Satisfying their exacting standards is one piece of Hill’s motivation. “The work is hard, but these chefs also work hard. They get it,” he says. “It makes me want to give them the best.”
Watching everyday folks relishing his honey is gratifying, too. “I love being in a restaurant where my honey is a prominent ingredient in a dish and seeing someone’s face eating it and obviously enjoying it,” he says. It provides the rest of the fuel he needs for his long days. As a one-man show, he does it all at Eastaboga Bee Company, the beekeeping, the harvesting, the marketing, making his other products, the selling (direct through his website, in some specialty stores, at festivals, and at farmers markets like Pepper Place in Birmingham and others), the book keeping and the deliveries.
Despite such an extensive “to-do” list, Hill swears he wouldn’t have it any other way. “Working in an office or cubicle, that would be like hell for me.

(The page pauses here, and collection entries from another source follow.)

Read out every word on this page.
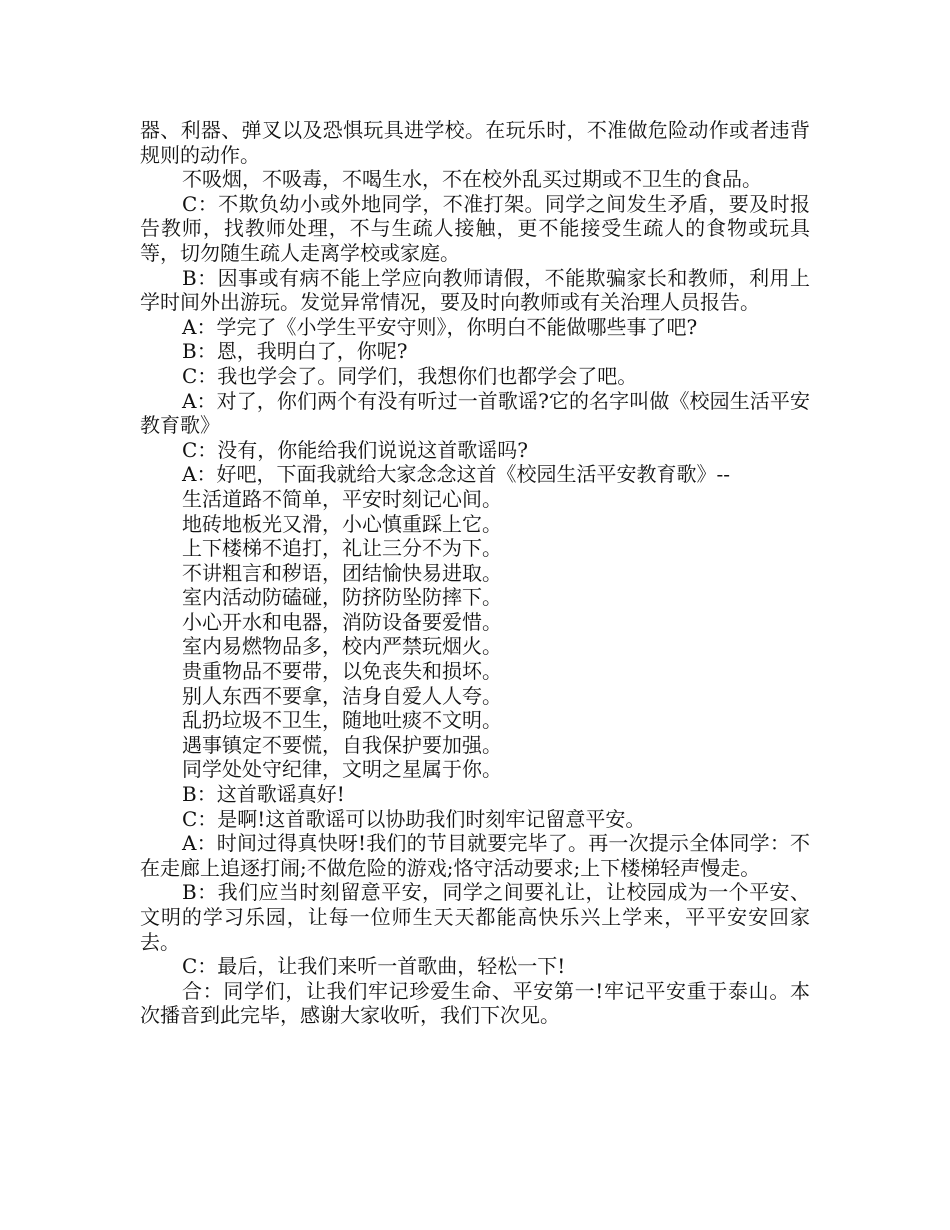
器、利器、弹叉以及恐惧玩具进学校。在玩乐时，不准做危险动作或者违背规则的动作。

不吸烟，不吸毒，不喝生水，不在校外乱买过期或不卫生的食品。

C：不欺负幼小或外地同学，不准打架。同学之间发生矛盾，要及时报告教师，找教师处理，不与生疏人接触，更不能接受生疏人的食物或玩具等，切勿随生疏人走离学校或家庭。

B：因事或有病不能上学应向教师请假，不能欺骗家长和教师，利用上学时间外出游玩。发觉异常情况，要及时向教师或有关治理人员报告。

A：学完了《小学生平安守则》，你明白不能做哪些事了吧?

B：恩，我明白了，你呢?

C：我也学会了。同学们，我想你们也都学会了吧。

A：对了，你们两个有没有听过一首歌谣?它的名字叫做《校园生活平安教育歌》

C：没有，你能给我们说说这首歌谣吗?

A：好吧，下面我就给大家念念这首《校园生活平安教育歌》--

生活道路不简单，平安时刻记心间。

地砖地板光又滑，小心慎重踩上它。

上下楼梯不追打，礼让三分不为下。

不讲粗言和秽语，团结愉快易进取。

室内活动防磕碰，防挤防坠防摔下。

小心开水和电器，消防设备要爱惜。

室内易燃物品多，校内严禁玩烟火。

贵重物品不要带，以免丧失和损坏。

别人东西不要拿，洁身自爱人人夸。

乱扔垃圾不卫生，随地吐痰不文明。

遇事镇定不要慌，自我保护要加强。

同学处处守纪律，文明之星属于你。

B：这首歌谣真好!

C：是啊!这首歌谣可以协助我们时刻牢记留意平安。

A：时间过得真快呀!我们的节目就要完毕了。再一次提示全体同学：不在走廊上追逐打闹;不做危险的游戏;恪守活动要求;上下楼梯轻声慢走。

B：我们应当时刻留意平安，同学之间要礼让，让校园成为一个平安、文明的学习乐园，让每一位师生天天都能高快乐兴上学来，平平安安回家去。

C：最后，让我们来听一首歌曲，轻松一下!

合：同学们，让我们牢记珍爱生命、平安第一!牢记平安重于泰山。本次播音到此完毕，感谢大家收听，我们下次见。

It’s not who I am,” he says. “I’d actually keep bees for free, just not this many.” He loves the fringe benefits too. “I can’t get enough honey,” he said. “I’ll eat it on anything, but my favorite is a honey and peanut butter sandwich, fried in a cast-iron skillet. It doesn’t get any better.”
And he finds continual inspiration in his job. “I like the feeling of accomplishment after each harvest,” he says. “I feel like I’ve helped make something, something people want.” The making matters to him, and it matters that he’s doing it on family land, a sentiment evident in the Eastaboga Bee Company logo, an antique tractor with a tree growing right up through its center.
“It was my great grandfather Elvin Hill’s tractor,” Hill says. “He started our family’s farming tradition.” After working in his fields one day, Elvin stopped for the day and headed home for dinner. He died of a sudden heart attack that evening, and his family left his tractor where he’d parked it. They left it there as a testament to his dedication to his land and his commitment to hard work. It has never been moved, and over many decades, the tiny sapling that broke ground under the tractor and began reaching up for sunlight only months after his death, kept growing and pushing and finally tore right through the vehicle’s age- and weather-brittled bones, ensuring the tractor would stay where it was for another 100 years or more.
“When I first started with my bees, I started thinking about that tractor and what it represents,” Hill said. “I figured it was the perfect symbol for what I want Eastaboga Bee Company to represent: a love of land and farming and a devotion to quality and to doing things right. That’s all I want to do.”